NB – Les auteurs disposent encore de quelques exemplaires de cette brochure. Si vous souhaitez l’acquérir vous pouvez : soit rédiger un message en utilisant la fonction « Contact » de ce blog et je transmettrai,  soit envoyer un courriel aux auteurs  : anto.antiboul at wanadoo.fr

Sébastien Flamanc, directeur d’Air Union à Antibes

Samedi 25 juillet 2009

Sébastien Flamanc débute sa carrière dans l’aviation civile en 1922 à Antibes où il exercera les fonctions de directeur de l’Aéronavale jusqu’en 1929. Avec d’autres agents de la compagnie il partira alors à Marignane. Il a appartenu successivement aux compagnies Aéronavale, Air Union, et Air France … sans en avoir quitté aucune.

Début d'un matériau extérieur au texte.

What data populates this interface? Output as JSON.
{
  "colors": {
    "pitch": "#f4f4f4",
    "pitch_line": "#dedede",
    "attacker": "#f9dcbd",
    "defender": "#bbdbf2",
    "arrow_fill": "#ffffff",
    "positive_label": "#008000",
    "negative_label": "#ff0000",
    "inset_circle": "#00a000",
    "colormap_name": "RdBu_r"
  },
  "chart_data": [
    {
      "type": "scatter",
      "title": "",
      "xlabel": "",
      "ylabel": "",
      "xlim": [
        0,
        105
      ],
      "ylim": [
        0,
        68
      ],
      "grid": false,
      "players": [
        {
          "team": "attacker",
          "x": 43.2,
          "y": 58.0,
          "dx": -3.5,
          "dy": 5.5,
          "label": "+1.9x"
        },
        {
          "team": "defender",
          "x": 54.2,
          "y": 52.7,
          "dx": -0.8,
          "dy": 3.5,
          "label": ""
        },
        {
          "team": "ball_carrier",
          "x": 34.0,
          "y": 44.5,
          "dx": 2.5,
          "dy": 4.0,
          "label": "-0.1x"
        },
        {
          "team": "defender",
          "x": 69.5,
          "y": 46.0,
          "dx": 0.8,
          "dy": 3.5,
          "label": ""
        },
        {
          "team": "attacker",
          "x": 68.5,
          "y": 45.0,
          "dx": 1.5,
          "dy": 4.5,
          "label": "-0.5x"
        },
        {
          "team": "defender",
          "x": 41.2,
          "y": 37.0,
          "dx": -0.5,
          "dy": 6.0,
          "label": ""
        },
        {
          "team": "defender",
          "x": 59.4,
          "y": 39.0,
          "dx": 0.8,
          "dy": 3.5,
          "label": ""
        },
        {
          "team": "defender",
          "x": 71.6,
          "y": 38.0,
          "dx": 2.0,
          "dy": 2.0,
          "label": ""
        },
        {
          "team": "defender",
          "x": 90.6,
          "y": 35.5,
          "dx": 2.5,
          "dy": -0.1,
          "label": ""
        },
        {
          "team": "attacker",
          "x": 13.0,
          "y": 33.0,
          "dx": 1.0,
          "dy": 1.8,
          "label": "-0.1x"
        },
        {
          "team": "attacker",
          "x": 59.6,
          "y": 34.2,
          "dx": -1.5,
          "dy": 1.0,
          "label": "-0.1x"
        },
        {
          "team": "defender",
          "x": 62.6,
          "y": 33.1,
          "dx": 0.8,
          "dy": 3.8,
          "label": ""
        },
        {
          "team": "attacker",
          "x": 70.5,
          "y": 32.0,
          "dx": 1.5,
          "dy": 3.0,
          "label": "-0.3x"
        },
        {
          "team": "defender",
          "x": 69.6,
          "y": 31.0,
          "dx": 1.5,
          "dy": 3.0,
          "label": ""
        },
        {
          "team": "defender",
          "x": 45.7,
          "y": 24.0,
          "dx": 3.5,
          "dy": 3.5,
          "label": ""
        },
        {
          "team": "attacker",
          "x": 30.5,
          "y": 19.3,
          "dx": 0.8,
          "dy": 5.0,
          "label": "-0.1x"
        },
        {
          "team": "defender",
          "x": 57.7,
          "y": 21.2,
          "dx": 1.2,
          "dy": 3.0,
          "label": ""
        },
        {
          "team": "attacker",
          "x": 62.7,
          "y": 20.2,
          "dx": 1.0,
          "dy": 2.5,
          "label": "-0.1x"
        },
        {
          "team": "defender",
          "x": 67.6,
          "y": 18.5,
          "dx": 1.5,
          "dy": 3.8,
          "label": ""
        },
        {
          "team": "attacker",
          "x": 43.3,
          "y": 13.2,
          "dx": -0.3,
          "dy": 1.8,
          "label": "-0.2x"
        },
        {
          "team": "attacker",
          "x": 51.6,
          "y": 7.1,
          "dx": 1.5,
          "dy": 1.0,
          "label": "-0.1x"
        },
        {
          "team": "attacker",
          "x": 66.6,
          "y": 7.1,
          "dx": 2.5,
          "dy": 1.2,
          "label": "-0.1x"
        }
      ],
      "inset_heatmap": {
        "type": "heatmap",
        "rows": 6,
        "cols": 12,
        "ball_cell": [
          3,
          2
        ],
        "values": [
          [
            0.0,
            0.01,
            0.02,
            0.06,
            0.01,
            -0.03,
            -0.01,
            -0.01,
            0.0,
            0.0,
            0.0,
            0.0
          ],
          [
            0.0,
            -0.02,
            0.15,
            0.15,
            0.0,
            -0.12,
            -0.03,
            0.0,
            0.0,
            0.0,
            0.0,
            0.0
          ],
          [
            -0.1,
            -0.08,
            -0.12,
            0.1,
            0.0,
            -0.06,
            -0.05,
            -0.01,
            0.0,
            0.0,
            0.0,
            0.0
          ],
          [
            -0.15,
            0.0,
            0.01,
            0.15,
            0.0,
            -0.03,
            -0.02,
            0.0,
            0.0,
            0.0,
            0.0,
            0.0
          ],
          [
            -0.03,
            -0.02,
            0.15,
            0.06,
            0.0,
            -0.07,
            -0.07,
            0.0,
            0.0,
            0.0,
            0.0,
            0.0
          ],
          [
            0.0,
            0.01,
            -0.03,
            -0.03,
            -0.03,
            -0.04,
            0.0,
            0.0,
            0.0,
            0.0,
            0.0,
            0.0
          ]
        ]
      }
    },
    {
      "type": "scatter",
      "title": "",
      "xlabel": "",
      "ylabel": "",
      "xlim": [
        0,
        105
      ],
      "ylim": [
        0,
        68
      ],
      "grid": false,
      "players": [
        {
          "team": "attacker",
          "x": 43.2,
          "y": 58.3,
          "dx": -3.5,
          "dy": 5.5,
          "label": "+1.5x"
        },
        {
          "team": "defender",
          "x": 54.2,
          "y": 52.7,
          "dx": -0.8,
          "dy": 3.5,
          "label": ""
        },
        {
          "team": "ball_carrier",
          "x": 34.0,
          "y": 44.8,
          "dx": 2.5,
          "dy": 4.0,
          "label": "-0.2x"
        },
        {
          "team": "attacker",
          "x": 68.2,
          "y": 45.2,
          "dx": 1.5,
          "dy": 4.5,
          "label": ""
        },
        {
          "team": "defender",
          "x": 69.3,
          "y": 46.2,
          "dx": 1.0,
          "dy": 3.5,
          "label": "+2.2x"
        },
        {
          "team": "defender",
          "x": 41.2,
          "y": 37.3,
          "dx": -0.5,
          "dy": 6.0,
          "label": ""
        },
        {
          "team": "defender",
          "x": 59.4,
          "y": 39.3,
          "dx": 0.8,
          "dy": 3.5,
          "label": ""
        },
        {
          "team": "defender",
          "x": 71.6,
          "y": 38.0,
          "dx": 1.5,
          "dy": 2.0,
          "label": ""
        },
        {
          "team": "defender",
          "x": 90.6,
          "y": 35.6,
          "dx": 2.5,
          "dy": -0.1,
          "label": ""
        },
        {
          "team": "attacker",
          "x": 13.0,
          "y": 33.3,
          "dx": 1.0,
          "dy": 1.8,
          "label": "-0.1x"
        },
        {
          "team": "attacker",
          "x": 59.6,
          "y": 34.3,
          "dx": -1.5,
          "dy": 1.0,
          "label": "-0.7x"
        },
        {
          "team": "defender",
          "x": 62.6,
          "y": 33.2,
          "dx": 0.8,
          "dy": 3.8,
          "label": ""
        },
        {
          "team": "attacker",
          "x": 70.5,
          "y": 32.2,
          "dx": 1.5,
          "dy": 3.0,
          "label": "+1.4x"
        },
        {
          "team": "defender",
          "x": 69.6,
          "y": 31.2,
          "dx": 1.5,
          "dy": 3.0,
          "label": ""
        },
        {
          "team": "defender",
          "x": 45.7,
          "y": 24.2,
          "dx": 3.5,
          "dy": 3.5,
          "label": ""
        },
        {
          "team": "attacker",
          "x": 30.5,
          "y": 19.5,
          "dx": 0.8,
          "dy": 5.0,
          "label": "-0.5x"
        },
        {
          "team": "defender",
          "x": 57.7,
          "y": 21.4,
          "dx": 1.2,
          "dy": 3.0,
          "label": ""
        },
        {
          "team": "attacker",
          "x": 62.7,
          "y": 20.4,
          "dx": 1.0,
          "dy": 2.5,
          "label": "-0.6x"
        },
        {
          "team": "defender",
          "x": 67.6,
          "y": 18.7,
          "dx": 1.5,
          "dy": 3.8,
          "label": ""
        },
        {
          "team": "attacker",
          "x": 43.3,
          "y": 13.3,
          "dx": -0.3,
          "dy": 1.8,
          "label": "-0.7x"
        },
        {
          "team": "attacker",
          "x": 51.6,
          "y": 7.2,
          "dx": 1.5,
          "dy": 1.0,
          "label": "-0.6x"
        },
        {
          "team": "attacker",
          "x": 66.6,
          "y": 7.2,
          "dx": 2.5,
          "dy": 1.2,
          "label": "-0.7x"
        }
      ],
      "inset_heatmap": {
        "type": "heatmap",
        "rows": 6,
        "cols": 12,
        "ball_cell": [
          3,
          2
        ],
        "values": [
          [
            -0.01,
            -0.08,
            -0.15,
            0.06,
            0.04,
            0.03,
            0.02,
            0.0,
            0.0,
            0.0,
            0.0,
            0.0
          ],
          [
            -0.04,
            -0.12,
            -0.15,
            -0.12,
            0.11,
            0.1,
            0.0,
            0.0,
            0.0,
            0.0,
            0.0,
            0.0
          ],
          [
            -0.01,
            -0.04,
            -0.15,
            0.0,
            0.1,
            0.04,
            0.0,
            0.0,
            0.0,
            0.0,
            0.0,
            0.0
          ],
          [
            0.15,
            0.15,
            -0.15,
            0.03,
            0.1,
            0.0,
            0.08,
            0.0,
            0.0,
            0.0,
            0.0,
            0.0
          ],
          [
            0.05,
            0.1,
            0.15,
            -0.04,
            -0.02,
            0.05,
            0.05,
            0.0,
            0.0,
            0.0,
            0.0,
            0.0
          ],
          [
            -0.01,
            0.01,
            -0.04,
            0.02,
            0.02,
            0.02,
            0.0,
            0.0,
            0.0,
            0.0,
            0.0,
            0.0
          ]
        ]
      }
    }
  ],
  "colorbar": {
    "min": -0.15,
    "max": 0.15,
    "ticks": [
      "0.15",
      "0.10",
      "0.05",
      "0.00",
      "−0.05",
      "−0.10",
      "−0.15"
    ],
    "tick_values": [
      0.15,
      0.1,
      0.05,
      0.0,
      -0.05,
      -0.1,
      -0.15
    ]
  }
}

Né à Plougasnou le 4 août 1883, Sébastien Flamanc entre dans la marine en 1897 : il a 14 ans. En 1908, devenu sous-officier, il est admis à l’Ecole des Elèves Officiers à Brest.

Le 1er octobre 1910 il en sort avec le grade d’Enseigne de Vaisseau.

A la suite d’un embarquement sur le cuirassé Masséna, il suit les cours de l’école des canonniers (1912-1913). Pendant la guerre de 14, il est embarqué sur le Condorcet.

C’est sans doute pendant la guerre qu’il s’oriente vers l’Aviation Maritime. Nommé Lieutenant de Vaisseau en 1917, il prend le commandement de l’escadrille de surveillance de la Seine, au Havre, en décembre 1917 ; il y reste jusqu’en octobre 1918. Parmi les pilotes de cette escadrille figure un jeune Enseigne de Vaisseau qui sort de l’école de pilotage d’Ambérieu : il s’agit d’ Yves Aubert, frère de Juliette de Kerimel ; mon oncle.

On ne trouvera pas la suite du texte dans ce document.